Em se tratando de balanceamento de sais, um dos aspectos importantes a ser considerado, é a temperatura ambiente. Uma das características da Região Semi-árida nordestina é a de ser quente, com a média da temperatura anual atingindo a casa dos 26° C. Isto significa dizer que a população rural transpira em demasia nas atividades normais de campo. Ao transpirar, ela perde sais. A reposição desses sais no organismo das pessoas normalmente é feita através da alimentação do dia-a-dia (sabe-se que a região apresenta índices elevados de desnutrição) e da ingestão de líquidos (ressalte-se que a população do Semi-árido é acostumada a ingerir águas com teores salinos muito acima dos recomendados pela Organização Mundial de Saúde). Ao passar, de uma hora para outra, a ingerir água com baixos teores de sais, essa população começará a entrar em um processo de desmineralização, tendo em vista as fontes de reposição desse elemento não apresentarem mais os teores que vinham suprindo a população anteriormente. O resultado é que um programa de fornecimento de 'água de primeiro mundo' à população, com o uso de dessalinizadores (slogan amplamente divulgado pelos governos), poderá vir a ser acusado, futuramente, como um vetor de desmineralização da população. Para corrigir esse problema é preciso que se pense numa forma de fazer um tratamento de águas misturando aquelas isentas de sais, oriundas dos dessalinizadores, com uma pequena parte, mineralizada, oriunda da fonte que está sendo tratada, garantindo, assim, uma água com teores salinos adequados ao perfeito funcionamento do organismo das pessoas. Sobre esse aspecto, informações obtidas de pesquisadores da ORSTOM (entidade de pesquisa do governo francês), participantes de missão científica no Chade - país de clima desértico do norte da África - demonstraram a preocupação dos técnicos franceses em balancear os teores de sais das águas consumidas no local e oriundas de dessalinizadores, através da dissolução, nessas águas, de comprimidos de sais trazidos da França.

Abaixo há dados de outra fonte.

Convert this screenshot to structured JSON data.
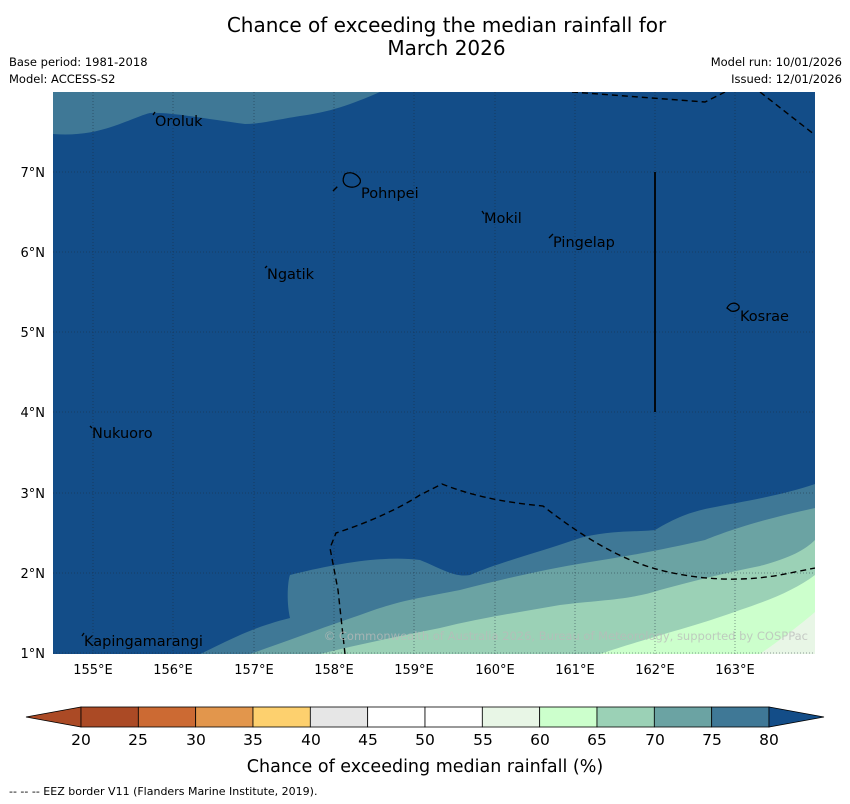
{
  "title": {
    "line1": "Chance of exceeding the median rainfall for",
    "line2": "March 2026"
  },
  "meta": {
    "base_period": "Base period: 1981-2018",
    "model": "Model: ACCESS-S2",
    "model_run": "Model run: 10/01/2026",
    "issued": "Issued: 12/01/2026"
  },
  "map": {
    "lon_ticks": [
      "155°E",
      "156°E",
      "157°E",
      "158°E",
      "159°E",
      "160°E",
      "161°E",
      "162°E",
      "163°E"
    ],
    "lat_ticks": [
      "7°N",
      "6°N",
      "5°N",
      "4°N",
      "3°N",
      "2°N",
      "1°N"
    ],
    "places": [
      "Oroluk",
      "Pohnpei",
      "Mokil",
      "Pingelap",
      "Ngatik",
      "Kosrae",
      "Nukuoro",
      "Kapingamarangi"
    ],
    "copyright": "© Commonwealth of Australia 2026, Bureau of Meteorology, supported by COSPPac"
  },
  "colorbar": {
    "ticks": [
      "20",
      "25",
      "30",
      "35",
      "40",
      "45",
      "50",
      "55",
      "60",
      "65",
      "70",
      "75",
      "80"
    ],
    "colors": [
      "#ab4a25",
      "#cc6a33",
      "#e2964c",
      "#fdd06e",
      "#e6e6e6",
      "#ffffff",
      "#ffffff",
      "#e8f6e6",
      "#ccffcc",
      "#9bd1b6",
      "#6ba3a3",
      "#3f7896",
      "#134d88"
    ],
    "title": "Chance of exceeding median rainfall (%)"
  },
  "footer": "-- -- -- EEZ border V11 (Flanders Marine Institute, 2019)."
}
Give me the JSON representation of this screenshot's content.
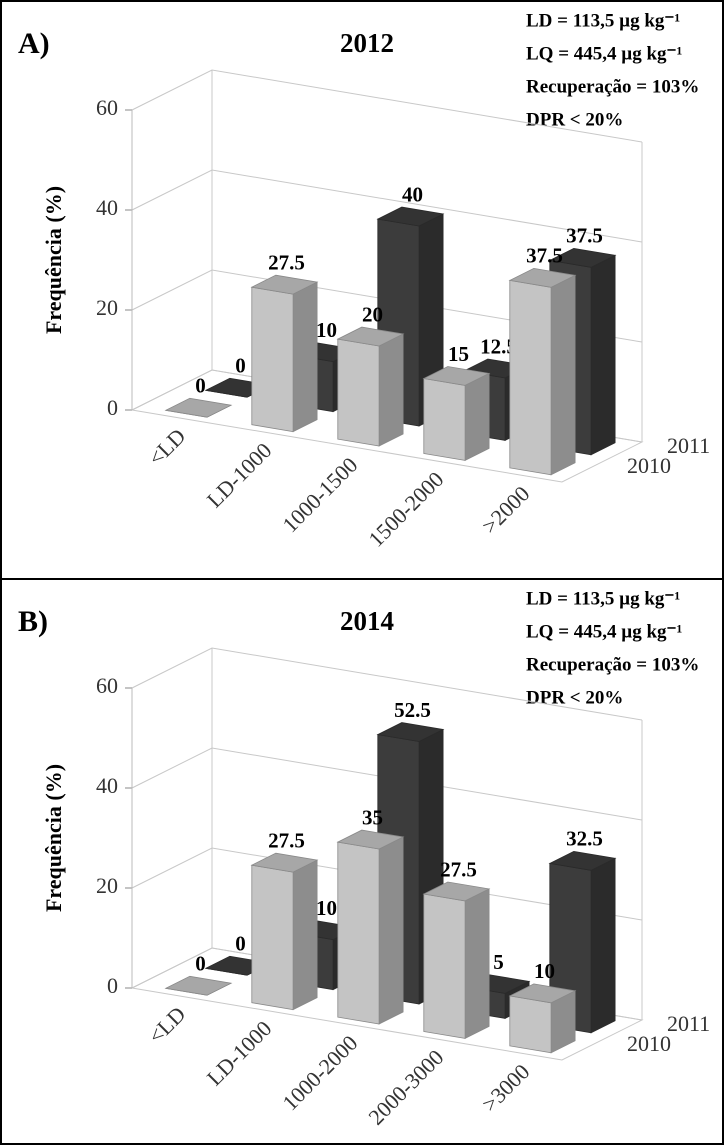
{
  "chart_data": [
    {
      "type": "bar3d",
      "panel_label": "A)",
      "title": "2012",
      "annotations": [
        "LD = 113,5 µg kg⁻¹",
        "LQ = 445,4 µg kg⁻¹",
        "Recuperação = 103%",
        "DPR < 20%"
      ],
      "ylabel": "Frequência (%)",
      "categories": [
        "<LD",
        "LD-1000",
        "1000-1500",
        "1500-2000",
        ">2000"
      ],
      "series": [
        {
          "name": "2010",
          "color": "#c4c4c4",
          "values": [
            0,
            27.5,
            20,
            15,
            37.5
          ]
        },
        {
          "name": "2011",
          "color": "#3c3c3c",
          "values": [
            0,
            10,
            40,
            12.5,
            37.5
          ]
        }
      ],
      "ylim": [
        0,
        60
      ],
      "yticks": [
        0,
        20,
        40,
        60
      ],
      "grid": true
    },
    {
      "type": "bar3d",
      "panel_label": "B)",
      "title": "2014",
      "annotations": [
        "LD = 113,5 µg kg⁻¹",
        "LQ = 445,4 µg kg⁻¹",
        "Recuperação = 103%",
        "DPR < 20%"
      ],
      "ylabel": "Frequência (%)",
      "categories": [
        "<LD",
        "LD-1000",
        "1000-2000",
        "2000-3000",
        ">3000"
      ],
      "series": [
        {
          "name": "2010",
          "color": "#c4c4c4",
          "values": [
            0,
            27.5,
            35,
            27.5,
            10
          ]
        },
        {
          "name": "2011",
          "color": "#3c3c3c",
          "values": [
            0,
            10,
            52.5,
            5,
            32.5
          ]
        }
      ],
      "ylim": [
        0,
        60
      ],
      "yticks": [
        0,
        20,
        40,
        60
      ],
      "grid": true
    }
  ]
}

Ainda com relação à questão dos dessalinizadores, outro aspecto importante a ser mencionado é o destino que deverá ser dado ao rejeito do material resultante do processo de dessalinização das águas. Este material, extremamente rico em sais, atualmente é depositado em lagoas de decantação ou mesmo colocado ao ar livre sem maiores preocupações, constituindo-se em um grave problema ambiental para ser solucionado pelos pesquisadores. É provável que os caminhos a serem seguidos pela pesquisa, digam respeito ao aproveitamento desses sais para fins pecuários, visto ser a região semi-árida muito carente no aspecto de mineralização dos animais, de piscicultura, principalmente com Tilápias, que são espécies extremamente resistentes a ambientes salinos e de cultivo irrigado com plantas halófilas, a exemplo da Atriplex, que necessitam de águas com teores salinos elevados para se desenvolverem.